From the Editor’s Keyboard

Hooliganism Versus the Rule of Law in Sierra Leone

12 March 2008 at 05:00 | 914 views

Commentary

By Abdulai Bayraytay,Deputy Editor, Toronto, Canada.

If media reports about the recent spate of violence in the Sierra Leonean capital of Freetown are anything to go by, then there is every reason for observers to worry not because it would create some apprehension for tourists to troop over to that stunning country with all the natural beaches, but the rule of law,a pivotal aspect of democracy, would also be undermined.

The two most recent and nauseating examples were the beating to death of two men alleged to have recently raped a woman and the acts of lawlessness displayed by school-going children during sporting activities organized by the Ministry of Youth and Sports.

Without any contest, any acts of rape of any kind are despicable and therefore demand reciprocal punishment albeit through the civilised means of the courts of law.

But the audacity on the part of my compatriots to give a free rein to alleged rapists has provoked more questions than answers. And without doubt, some of the questions could be whether the bureaucracy at the legal system is so cumbersome that the confidence of the people in the judiciary has been compromised; amidst rife allegations that justice is only available to the highest bidder.

Or, similarly put, whether such acts of hooliganism are part of the legacy of a developed culture of the barbarism unleashed on the country by prowling rebels of the hardnosed Revolutionary United Front (RUF) from 1991 until the cessation of hostilities in 2002 that left a whole nation traumatized, or by the same token, whether the youth are copycatting adults who have settled scores, especially political disputes, through the use of violence as manifested during the Ndorgbowusui crisis in Pujehun in 1982, the elections-related violence in 1977 and 1982 respectively and the beating to death of perceived collaborators like Sheikh Mushtaba, Sakomah and Alhaji Musa Kabia (of Lunsar fame), among several unknown others, following the restoration of the Sierra Leone People’s Party (SLPP) Tejan Kabbah-led government after it was overthrown by the mercurial Armed Forces Revolutionary Council (AFRC) headed by the fugitive Johnny Paul Koroma.
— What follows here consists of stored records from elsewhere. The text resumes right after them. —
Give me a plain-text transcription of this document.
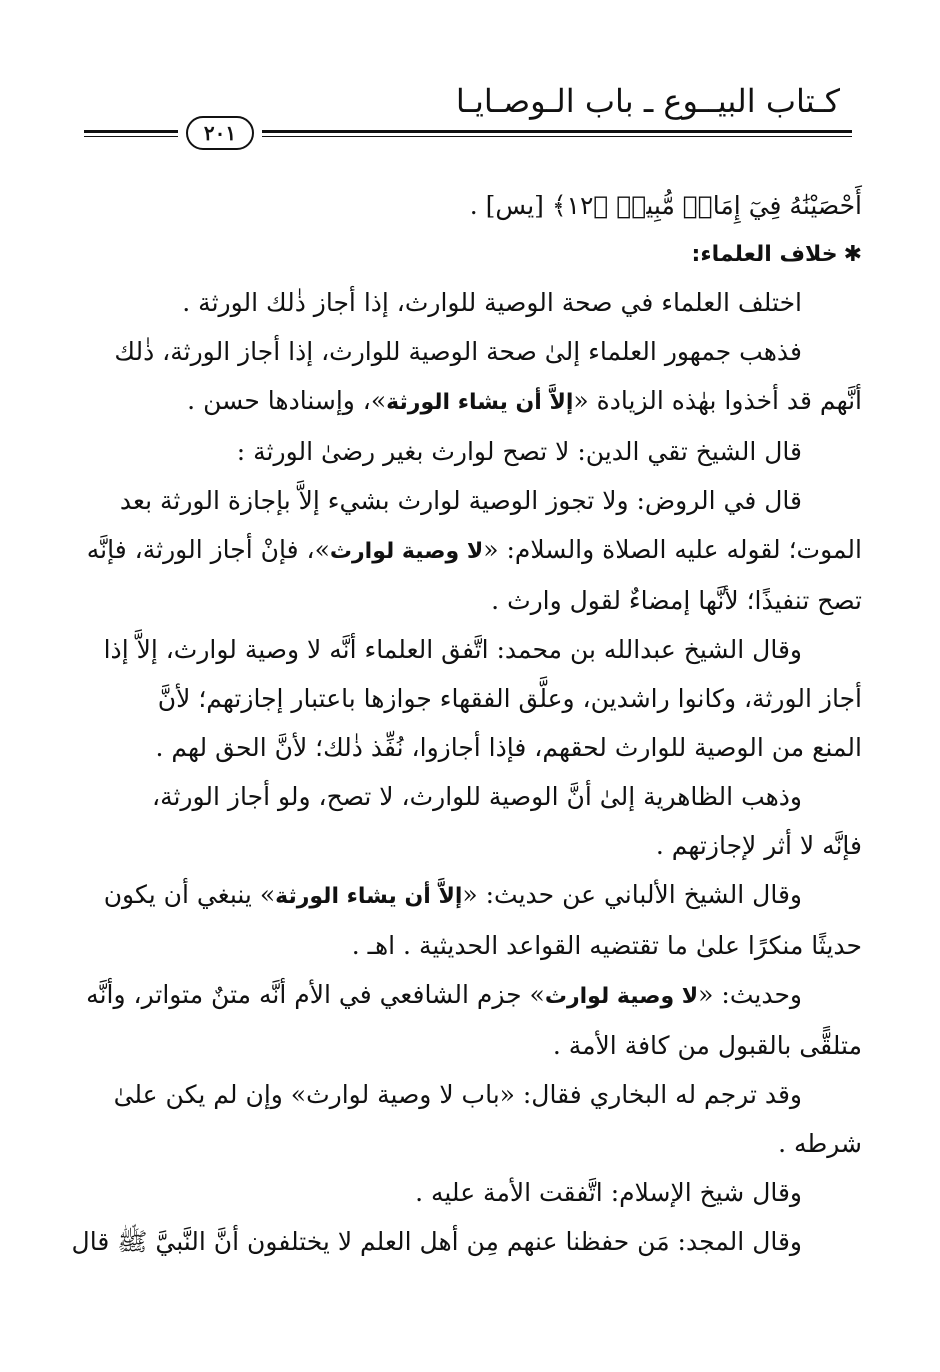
كـتاب البيــوع ـ باب الـوصـايـا
٢٠١
أَحْصَيْنَٰهُ فِيٓ إِمَامٖ مُّبِينٖ ﴿١٢﴾ [يس] .
✱خلاف العلماء:
اختلف العلماء في صحة الوصية للوارث، إذا أجاز ذٰلك الورثة .
فذهب جمهور العلماء إلىٰ صحة الوصية للوارث، إذا أجاز الورثة، ذٰلك
أنَّهم قد أخذوا بهٰذه الزيادة «إلاَّ أن يشاء الورثة»، وإسنادها حسن .
قال الشيخ تقي الدين: لا تصح لوارث بغير رضىٰ الورثة :
قال في الروض: ولا تجوز الوصية لوارث بشيء إلاَّ بإجازة الورثة بعد
الموت؛ لقوله عليه الصلاة والسلام: «لا وصية لوارث»، فإنْ أجاز الورثة، فإنَّه
تصح تنفيذًا؛ لأنَّها إمضاءٌ لقول وارث .
وقال الشيخ عبدالله بن محمد: اتَّفق العلماء أنَّه لا وصية لوارث، إلاَّ إذا
أجاز الورثة، وكانوا راشدين، وعلَّق الفقهاء جوازها باعتبار إجازتهم؛ لأنَّ
المنع من الوصية للوارث لحقهم، فإذا أجازوا، نُفِّذ ذٰلك؛ لأنَّ الحق لهم .
وذهب الظاهرية إلىٰ أنَّ الوصية للوارث، لا تصح، ولو أجاز الورثة،
فإنَّه لا أثر لإجازتهم .
وقال الشيخ الألباني عن حديث: «إلاَّ أن يشاء الورثة» ينبغي أن يكون
حديثًا منكرًا علىٰ ما تقتضيه القواعد الحديثية . اهـ .
وحديث: «لا وصية لوارث» جزم الشافعي في الأم أنَّه متنٌ متواتر، وأنَّه
متلقًّى بالقبول من كافة الأمة .
وقد ترجم له البخاري فقال: «باب لا وصية لوارث» وإن لم يكن علىٰ
شرطه .
وقال شيخ الإسلام: اتَّفقت الأمة عليه .
وقال المجد: مَن حفظنا عنهم مِن أهل العلم لا يختلفون أنَّ النَّبيَّ ﷺ قال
In order to restore confidence in lawbreakers that the rule of law matters in particularly a country like Sierra Leone that is still recuperating from the ashes of a destructive war, an investigation into why youth should take along guns, ammunition and other forms of weapons to sporting events with the tacit intention of committing violence, for instance, should be understood in order to devise appropriate therapeutic interventions.

The beating to death of criminals and rapists does not only indicate grave human rights violations, but is in itself discriminatory; in the sense that when a well-placed personality pilfers from state coffers, he or she will be euphemistically referred to by the justice and court system to have “misappropriated” while the petty cash thief would be a condemned criminal left to the mercy of predatory youth who would mob him/her in jungle-like justice.

That is why one is loudly calling on the police and the Ministry of Justice to particularly investigate and bring to book those responsible for the beating to death of the two Freetown “rapists” if only the nascent APC government could escape complicity in jeopardizing and undermining the very essence of the rule of law in a democracy.